Rasulullah saw. bersabda, “Anjing-anjing di dalam Neraka
yang mengunyah-ngunyah daging manusia hingga terlepas dari tulangnya!”
Aku berkata, “Demi bapakku, engkau, dan ibuku! Ya Rasulullah,
siapakah manusia yang bisa memenuhi seruanmu ini sehingga terhindar dari
kebinasaan?”
Rasulullah saw. menjawab, “Wahai Mu’adz, sesungguhnya hal
demikian itu sangat mudah bagi siapa saja yang diberi kemudahan oleh Allah
Ta’ala! Dan untuk memenuhi hal tersebut, maka cukuplah engkau senantiasa
berharap agar orang lain dapat meraih sesuatu yang engkau sendiri mendambakan
untuk dapat meraihnya bagi dirimu, dan membenci orang lain ditimpa oleh sesuatu
sebagaimana engkau benci jika hal itu menimpa dirimu sendiri! Maka dengan ini
wahai Mu’adz engkau akan selamat, dan pasti dirimu akan terhindar!”

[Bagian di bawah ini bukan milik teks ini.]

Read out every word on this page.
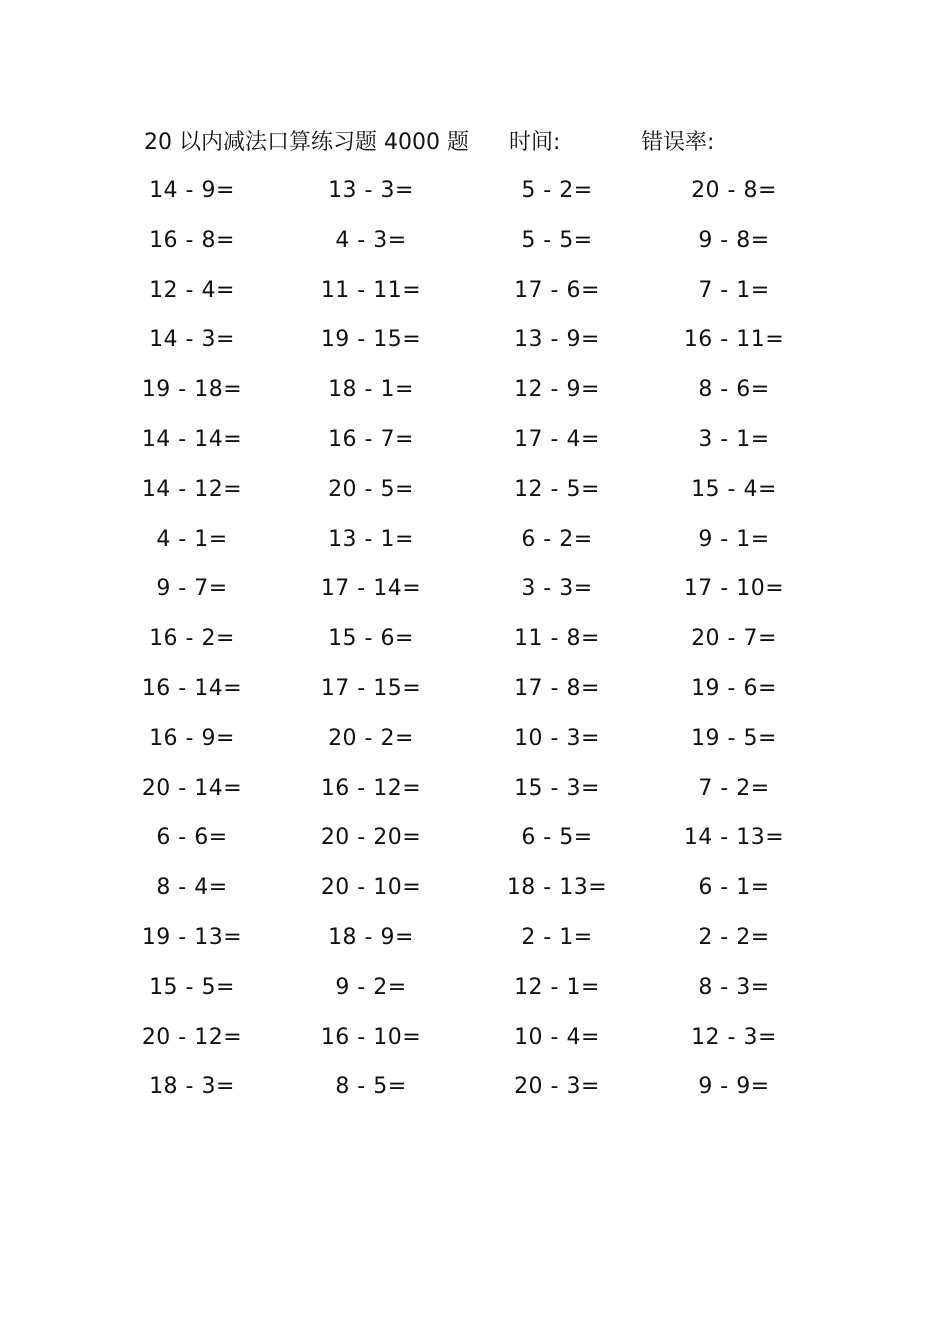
20 以内减法口算练习题 4000 题 时间:	错误率:
14 - 9=	13 - 3=	5 - 2=	20 - 8=
16 - 8=	4 - 3=	5 - 5=	9 - 8=
12 - 4=	11 - 11=	17 - 6=	7 - 1=
14 - 3=	19 - 15=	13 - 9=	16 - 11=
19 - 18=	18 - 1=	12 - 9=	8 - 6=
14 - 14=	16 - 7=	17 - 4=	3 - 1=
14 - 12=	20 - 5=	12 - 5=	15 - 4=
4 - 1=	13 - 1=	6 - 2=	9 - 1=
9 - 7=	17 - 14=	3 - 3=	17 - 10=
16 - 2=	15 - 6=	11 - 8=	20 - 7=
16 - 14=	17 - 15=	17 - 8=	19 - 6=
16 - 9=	20 - 2=	10 - 3=	19 - 5=
20 - 14=	16 - 12=	15 - 3=	7 - 2=
6 - 6=	20 - 20=	6 - 5=	14 - 13=
8 - 4=	20 - 10=	18 - 13=	6 - 1=
19 - 13=	18 - 9=	2 - 1=	2 - 2=
15 - 5=	9 - 2=	12 - 1=	8 - 3=
20 - 12=	16 - 10=	10 - 4=	12 - 3=
18 - 3=	8 - 5=	20 - 3=	9 - 9=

Khalid bin Ma’dan berkata, “Sayyidina Mu’adz bin Jabal ra.
sangat sering membaca hadits ini sebagaimana seringnya beliau membaca
Al-Qur’aan, dan sering mempelajari hadits ini sebagaimana seringnya beliau
mempelajari Al-Qur’aan di dalam majelisnya”.